Effy Beth, “Una nueva artista necesita usar el baño” (A new artist needs to use the bathroom, 2011) (photo by María Laura Voskian, courtesy the artist’s estate) (click to enlarge)
Trans artists who had strong online presences during their lifetimes are also included. Work by the Argentinian Effy Beth is on view for the first time in NYC. Beth wrestled with the legacies of feminist art by riffing on canonical works like Judy Chicago’s “Menstruation Bathroom” (1972). Her photograph “A New Artist Needs to Use the Bathroom” (2011) captures Beth as she stands near the door to a women’s bathroom, the names of feminist artists written on her naked back. Her work also critiques essentialist notions of the body: through performance, online blogging, and photography, she recorded her experiences during her first year of hormonal treatment. The exhibition includes a pamphlet with excerpts (translated from Spanish) from Beth’s performance “You Will Never be a Woman,” a response to those who had told her she would never be able to menstruate.
Mark Aguhar was an MFA student at the University of Illinois, and her work centered on queer expression and what it means to grow up gay on the internet. Her words in glitter on arches paper resonate throughout the exhibition, with messages such as “I’d rather be beautiful than male.” She also ran the popular blog Call Out Queen, whose tagline was, “BLOGGING FOR BROWN GURLS.” There she called out white, male, and thin privilege and affirmed queer identities. Both Beth and Aguhar were 25 when they died, and it seems impossible to divorce their deaths from the disproportionate violence that gender non-conforming people of color face within broader society (even within so-called “queer” communities). Their deaths are echoed in the immense losses of trans people of color, who continue to bear the brunt of anti-LGBT violence in the United States. According to the National Coalition of Anti-Violence Programs (NCAVP), 67% of those killed in LGBT- or HIV-motivated crimes were transgender women of color in 2013.
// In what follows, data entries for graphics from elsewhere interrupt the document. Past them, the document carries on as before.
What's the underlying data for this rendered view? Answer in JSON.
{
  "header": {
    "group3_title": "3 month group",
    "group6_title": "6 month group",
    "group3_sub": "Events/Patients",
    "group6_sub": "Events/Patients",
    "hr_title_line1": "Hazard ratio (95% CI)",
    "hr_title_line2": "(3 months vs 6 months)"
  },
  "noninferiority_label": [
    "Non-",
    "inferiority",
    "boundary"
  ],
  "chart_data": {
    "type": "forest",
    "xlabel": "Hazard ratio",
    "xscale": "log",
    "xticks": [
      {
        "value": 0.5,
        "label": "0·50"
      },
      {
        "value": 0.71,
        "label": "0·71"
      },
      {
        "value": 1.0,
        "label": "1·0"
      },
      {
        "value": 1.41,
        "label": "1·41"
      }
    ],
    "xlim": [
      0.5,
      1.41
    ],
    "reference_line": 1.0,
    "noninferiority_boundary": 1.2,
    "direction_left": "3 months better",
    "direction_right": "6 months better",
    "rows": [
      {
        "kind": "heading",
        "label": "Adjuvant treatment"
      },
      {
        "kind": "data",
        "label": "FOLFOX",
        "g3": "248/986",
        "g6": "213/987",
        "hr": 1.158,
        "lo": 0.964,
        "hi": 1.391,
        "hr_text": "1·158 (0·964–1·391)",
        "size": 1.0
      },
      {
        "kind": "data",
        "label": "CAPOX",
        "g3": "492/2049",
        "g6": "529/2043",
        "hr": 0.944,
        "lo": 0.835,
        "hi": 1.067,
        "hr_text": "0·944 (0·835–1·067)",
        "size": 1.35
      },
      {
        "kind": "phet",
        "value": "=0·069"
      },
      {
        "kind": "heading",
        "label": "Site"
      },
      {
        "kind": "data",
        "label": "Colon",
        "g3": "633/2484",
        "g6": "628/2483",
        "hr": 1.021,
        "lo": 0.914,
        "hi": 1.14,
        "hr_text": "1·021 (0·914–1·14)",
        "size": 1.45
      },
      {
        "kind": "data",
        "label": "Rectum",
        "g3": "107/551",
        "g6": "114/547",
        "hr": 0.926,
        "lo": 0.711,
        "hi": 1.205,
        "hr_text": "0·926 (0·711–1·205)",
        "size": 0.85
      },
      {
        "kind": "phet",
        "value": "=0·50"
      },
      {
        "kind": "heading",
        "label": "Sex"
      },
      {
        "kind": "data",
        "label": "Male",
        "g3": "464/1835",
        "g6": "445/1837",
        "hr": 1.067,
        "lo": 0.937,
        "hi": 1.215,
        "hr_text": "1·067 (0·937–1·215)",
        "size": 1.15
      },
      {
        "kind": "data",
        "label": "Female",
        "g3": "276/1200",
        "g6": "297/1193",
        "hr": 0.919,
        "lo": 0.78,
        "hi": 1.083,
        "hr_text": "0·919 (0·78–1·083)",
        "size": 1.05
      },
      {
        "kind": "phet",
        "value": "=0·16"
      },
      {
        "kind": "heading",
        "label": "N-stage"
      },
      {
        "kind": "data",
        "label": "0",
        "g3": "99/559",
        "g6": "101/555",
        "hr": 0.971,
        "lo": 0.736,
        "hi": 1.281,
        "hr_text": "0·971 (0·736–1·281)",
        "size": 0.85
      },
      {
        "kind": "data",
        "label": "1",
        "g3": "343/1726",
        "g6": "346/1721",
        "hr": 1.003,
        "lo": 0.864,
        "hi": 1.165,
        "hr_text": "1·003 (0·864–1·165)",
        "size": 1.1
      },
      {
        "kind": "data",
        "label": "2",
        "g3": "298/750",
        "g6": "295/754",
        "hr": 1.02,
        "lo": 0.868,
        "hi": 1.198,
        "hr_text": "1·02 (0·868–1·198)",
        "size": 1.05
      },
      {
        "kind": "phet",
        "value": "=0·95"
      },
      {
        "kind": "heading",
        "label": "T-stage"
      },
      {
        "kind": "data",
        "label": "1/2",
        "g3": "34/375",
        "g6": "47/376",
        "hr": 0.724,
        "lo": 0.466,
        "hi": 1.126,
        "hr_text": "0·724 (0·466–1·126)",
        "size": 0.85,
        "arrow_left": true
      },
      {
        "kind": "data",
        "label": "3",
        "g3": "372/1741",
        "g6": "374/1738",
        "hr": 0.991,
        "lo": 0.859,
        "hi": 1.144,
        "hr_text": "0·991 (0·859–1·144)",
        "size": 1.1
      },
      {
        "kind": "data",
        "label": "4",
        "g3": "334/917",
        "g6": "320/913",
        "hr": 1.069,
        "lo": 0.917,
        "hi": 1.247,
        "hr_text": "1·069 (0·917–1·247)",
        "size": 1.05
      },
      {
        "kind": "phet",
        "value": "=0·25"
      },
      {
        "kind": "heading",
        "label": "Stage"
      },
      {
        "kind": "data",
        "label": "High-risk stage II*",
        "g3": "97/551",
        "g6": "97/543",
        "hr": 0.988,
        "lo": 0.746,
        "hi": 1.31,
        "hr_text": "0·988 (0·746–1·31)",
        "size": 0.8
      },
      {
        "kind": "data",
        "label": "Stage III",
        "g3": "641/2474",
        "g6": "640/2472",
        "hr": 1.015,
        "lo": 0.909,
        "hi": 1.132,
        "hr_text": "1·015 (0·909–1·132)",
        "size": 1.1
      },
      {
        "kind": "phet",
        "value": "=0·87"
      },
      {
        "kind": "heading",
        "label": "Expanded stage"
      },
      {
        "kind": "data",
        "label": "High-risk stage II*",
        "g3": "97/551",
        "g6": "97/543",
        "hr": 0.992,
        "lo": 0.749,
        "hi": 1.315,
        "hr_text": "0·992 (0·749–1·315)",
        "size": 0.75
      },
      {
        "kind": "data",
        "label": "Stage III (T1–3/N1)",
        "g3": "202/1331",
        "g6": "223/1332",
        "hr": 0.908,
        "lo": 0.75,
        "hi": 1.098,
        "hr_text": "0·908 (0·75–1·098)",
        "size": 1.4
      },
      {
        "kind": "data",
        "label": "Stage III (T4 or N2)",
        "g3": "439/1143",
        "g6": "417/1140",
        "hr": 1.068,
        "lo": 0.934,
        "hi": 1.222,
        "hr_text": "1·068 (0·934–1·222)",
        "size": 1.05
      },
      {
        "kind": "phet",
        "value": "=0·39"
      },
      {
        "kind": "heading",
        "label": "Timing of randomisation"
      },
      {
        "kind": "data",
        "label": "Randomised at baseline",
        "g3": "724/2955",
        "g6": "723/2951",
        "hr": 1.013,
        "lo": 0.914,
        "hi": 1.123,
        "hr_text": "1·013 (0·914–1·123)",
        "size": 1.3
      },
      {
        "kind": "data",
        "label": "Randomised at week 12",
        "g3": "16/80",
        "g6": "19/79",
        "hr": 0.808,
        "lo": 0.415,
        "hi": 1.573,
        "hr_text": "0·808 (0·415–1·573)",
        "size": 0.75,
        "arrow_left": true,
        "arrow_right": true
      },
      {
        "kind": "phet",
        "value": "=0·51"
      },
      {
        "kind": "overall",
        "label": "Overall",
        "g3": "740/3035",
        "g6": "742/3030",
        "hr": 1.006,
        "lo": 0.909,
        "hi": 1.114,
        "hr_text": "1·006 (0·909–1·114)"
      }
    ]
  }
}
Zackary Drucker, film still from “Southern for Pussy” (2015) (courtesy the artist)
A screening of “The Queen” (1968) on October 24 captured moments in the life of Flawless Sabrina, who founded the Miss All-America Beauty Camp Pageant in 1958, at the age of 19. Resisting the idea of traditional family relationships and advocating for self-made communities instead, she went on to craft a mother image for others with non-gender-conforming identities and continues her mentorship of young queer artists today. Artist Zackary Drucker and archivist Diana Tourjee — two of the “granddaughters” who are working on the Flawless Sabrina Archive — joined her in a dialogue to discuss the archiving of Flawless’s lifework. Drucker shared her first encounter with Flawless: “You are on the wrong side of the camera,” she told Zackary, who was trying to take a picture of her outside a club.
This comment captures an ethos in which authorship moves beyond one person to become a collaborative project between artists, archives, and their formed families. In the exhibition, Flawless, who was a contemporary of Warhol, helps rewrite mainstream art history by preserving and presenting her own alternative archive. “When is a Warhol or an Arbus simply part of the Flawless Archive?” ask the curators in the catalogue. Bring Your Own Body reframes the histories we think we know so that transgender identities are rightfully recognized.

Anonymous photographer, police department, Three standing figures (1966) (courtesy Kinsey Institute, Indiana University)
Bring Your Own Body: Transgender Between Archives and Aesthetics continues at 41 Cooper Gallery (The Cooper Union, 41 Cooper Square, East Village, Manhattan) through November 14.